Hatcher, Algebraic Topology, Chapter 2, Section 1

6. Compute the simplicial homology groups of the $\Delta$-complex obtained from $n+1$ 2-simplices $\Delta^2_0,\ldots,\Delta^2_n$ by identifying all three edges of $\Delta^2_0$ to a single edge, and for $i>0$ identifying the edges $[v_0,v_1]$ and $[v_1,v_2]$ of $\Delta^2_i$ to a single edge and the edge $[v_0,v_2]$ to the edge $[v_0,v_1]$ of $\Delta^2_{i-1}$.
Proof.

$\square$

## One thought on “Hatcher 2.1.6”

1. Dom

My solution:

Let a_i, b_i, c_i be the edges [v_0, v_1], [v_1, v_2], [v_0, v_2] respectively of each \Delta_i^2. Then a_0 = b_0 = c_0, a_i = b_i, and c_i = a_{i-1} for all i.
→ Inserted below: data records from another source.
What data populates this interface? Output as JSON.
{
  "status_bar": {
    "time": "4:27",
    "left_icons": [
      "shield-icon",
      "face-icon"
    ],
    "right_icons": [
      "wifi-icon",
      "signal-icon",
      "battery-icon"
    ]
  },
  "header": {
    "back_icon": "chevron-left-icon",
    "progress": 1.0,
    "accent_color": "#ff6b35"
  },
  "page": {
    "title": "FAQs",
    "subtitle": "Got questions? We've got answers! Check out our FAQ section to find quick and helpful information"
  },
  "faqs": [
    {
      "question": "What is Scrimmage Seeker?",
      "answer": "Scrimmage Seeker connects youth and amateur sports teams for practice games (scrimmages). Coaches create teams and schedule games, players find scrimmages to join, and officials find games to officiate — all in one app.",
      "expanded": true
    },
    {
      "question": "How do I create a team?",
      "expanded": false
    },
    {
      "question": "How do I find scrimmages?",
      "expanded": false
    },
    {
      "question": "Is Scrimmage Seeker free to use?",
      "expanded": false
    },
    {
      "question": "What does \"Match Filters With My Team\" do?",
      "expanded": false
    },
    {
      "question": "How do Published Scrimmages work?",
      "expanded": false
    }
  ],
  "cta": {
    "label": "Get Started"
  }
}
One can show inductively that all vertices are identified to a single vertex v. If \del is the boundary homomorphism, then \del_0 = \del_1 = 0. Since there’s only one vertex, it follows that H_0 = Z.

Also, by the identifications, the set of 1-boundaries is generated by [a_0, a_1, … , a_n]. One can compute that if \Delta_i^2 is the ith simplex, then \del_2(\Delta_0^2) = a_0, and \del_2(\Delta_i^2) = 2a_i – a_{i-1} for all i. Thus, the image is generated by [a_0, 2a_1 – a_0, … , 2a_n – a_{n-1}] = [a_0, 2a_1, 2a_2 – a_1, … , 2a_n – a_{n-1}].

Since \del_1 = 0, the kernel is [a_0, … , a_n]. So this representation of the image implies 2a_2 = a_1 in the quotient, and also 2a_1 = 0. Thus 4a_2 = 0. Inductively, 2^k a_i = 0. Conclusion: H_1 = Z/(2^n)Z.

With the generators a_i, one can show that the kernel of \del_2 is 0, so H_2 = 0. Of course, H_k = 0 for k > 2.

Thoughts?